The goal of vocabulary independent speech recognition (VISR) is to transform the input speech waveform into words by utilizing subword models with continuous or isolated utterance, even whether the vocabulary set is fixed or not. VISR system has generally been developed with large speech database to model various phonetic and acoustic phenomena. However, in this thesis, we propose the VISR system using back-off phoneme decision tree with small speech database.

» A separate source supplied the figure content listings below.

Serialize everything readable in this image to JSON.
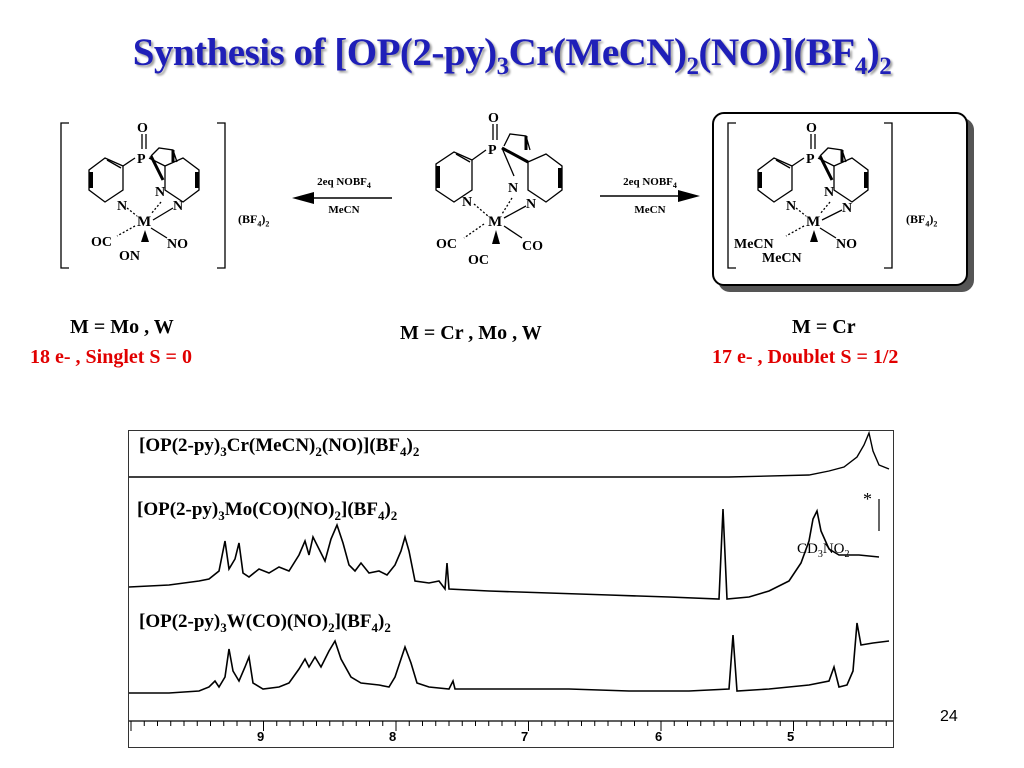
{
  "slide": {
    "title_parts": [
      "Synthesis of [OP(2-py)",
      "3",
      "Cr(MeCN)",
      "2",
      "(NO)](BF",
      "4",
      ")",
      "2"
    ],
    "page_number": "24"
  },
  "left_complex": {
    "atoms": {
      "O": "O",
      "P": "P",
      "N1": "N",
      "N2": "N",
      "N3": "N",
      "M": "M",
      "OC": "OC",
      "NO": "NO",
      "ON": "ON"
    },
    "counterion": "(BF",
    "counterion_sub": "4",
    "counterion_tail": ")",
    "counterion_tail_sub": "2",
    "metal_label": "M = Mo , W",
    "electron_label": "18 e- , Singlet  S = 0"
  },
  "center_complex": {
    "atoms": {
      "O": "O",
      "P": "P",
      "N1": "N",
      "N2": "N",
      "N3": "N",
      "M": "M",
      "OC1": "OC",
      "CO": "CO",
      "OC2": "OC"
    },
    "metal_label": "M = Cr , Mo , W"
  },
  "right_complex": {
    "atoms": {
      "O": "O",
      "P": "P",
      "N1": "N",
      "N2": "N",
      "N3": "N",
      "M": "M",
      "MeCN1": "MeCN",
      "MeCN2": "MeCN",
      "NO": "NO"
    },
    "counterion": "(BF",
    "counterion_sub": "4",
    "counterion_tail": ")",
    "counterion_tail_sub": "2",
    "metal_label": "M = Cr",
    "electron_label": "17 e- , Doublet  S = 1/2"
  },
  "arrows": {
    "left": {
      "reagent": "2eq  NOBF",
      "reagent_sub": "4",
      "solvent": "MeCN"
    },
    "right": {
      "reagent": "2eq  NOBF",
      "reagent_sub": "4",
      "solvent": "MeCN"
    }
  },
  "nmr": {
    "spectra": [
      {
        "parts": [
          "[OP(2-py)",
          "3",
          "Cr(MeCN)",
          "2",
          "(NO)](BF",
          "4",
          ")",
          "2"
        ]
      },
      {
        "parts": [
          "[OP(2-py)",
          "3",
          "Mo(CO)(NO)",
          "2",
          "](BF",
          "4",
          ")",
          "2"
        ]
      },
      {
        "parts": [
          "[OP(2-py)",
          "3",
          "W(CO)(NO)",
          "2",
          "](BF",
          "4",
          ")",
          "2"
        ]
      }
    ],
    "asterisk": "*",
    "solvent": "CD",
    "solvent_sub1": "3",
    "solvent_mid": "NO",
    "solvent_sub2": "2",
    "x_ticks": [
      "9",
      "8",
      "7",
      "6",
      "5"
    ],
    "colors": {
      "primary_line": "#000000",
      "title": "#1f1fb8",
      "accent_red": "#e10000"
    }
  }
}
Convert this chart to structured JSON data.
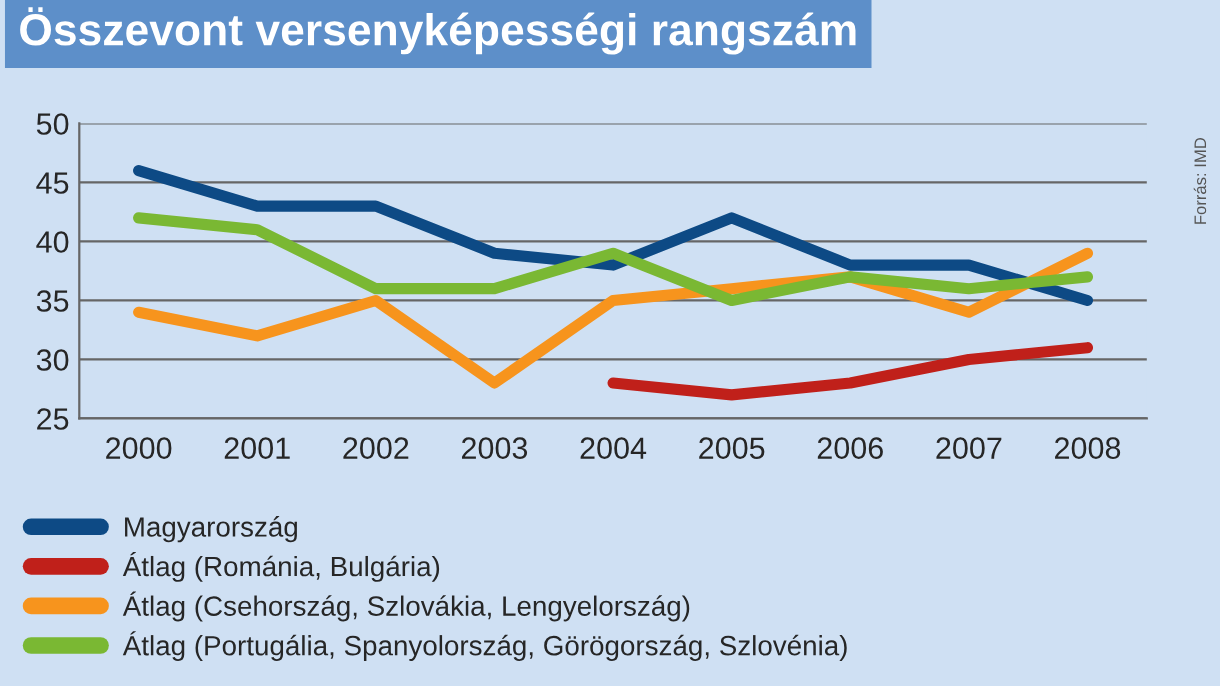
{
  "chart_data": {
    "type": "line",
    "title": "Összevont versenyképességi rangszám",
    "categories": [
      "2000",
      "2001",
      "2002",
      "2003",
      "2004",
      "2005",
      "2006",
      "2007",
      "2008"
    ],
    "series": [
      {
        "name": "Magyarország",
        "color": "#0d4a85",
        "values": [
          46,
          43,
          43,
          39,
          38,
          42,
          38,
          38,
          35
        ]
      },
      {
        "name": "Átlag (Románia, Bulgária)",
        "color": "#c0201a",
        "values": [
          null,
          null,
          null,
          null,
          28,
          27,
          28,
          30,
          31
        ]
      },
      {
        "name": "Átlag (Csehország, Szlovákia, Lengyelország)",
        "color": "#f7941d",
        "values": [
          34,
          32,
          35,
          28,
          35,
          36,
          37,
          34,
          39
        ]
      },
      {
        "name": "Átlag (Portugália, Spanyolország, Görögország, Szlovénia)",
        "color": "#7ab833",
        "values": [
          42,
          41,
          36,
          36,
          39,
          35,
          37,
          36,
          37
        ]
      }
    ],
    "ylim": [
      25,
      50
    ],
    "yticks": [
      25,
      30,
      35,
      40,
      45,
      50
    ],
    "grid": "y",
    "legend": "bottom",
    "marker": "none",
    "line_style": "solid",
    "annotations": [
      "Forrás: IMD"
    ]
  }
}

The back-off phoneme decision tree, which shows the better performance in the condition of small speech database, is binary decision tree for automatic phoneme clustering. In the back-off phoneme decision tree, splitting from parent node is maintained, without stopping criterion, until no more data elements are assigned to children nodes. After the tree construction, the type of node is determined by the number of elements belong to given node. The type of node means that acoustic model belong to given node needs to be trained or not. According to the node type, the acoustic subword model is trained by data not only of terminal nodes, but also of internal nodes. In contrast to previous phoneme decision tree, back-off phoneme decision tree has advantage of using more phonetic information for acoustic subword modeling. In addition, parent node is referred without additional computation if unseen model is requested.
With the small speech database, the effectiveness of back-off phoneme decision tree was shown through several experiments. By model combination with deleted interpolation method, we could estimate reliable HMM model parameters. For the future work, the Back-Off phoneme decision tree will be applied to continuous speech recognition system with large scaled speech corpus.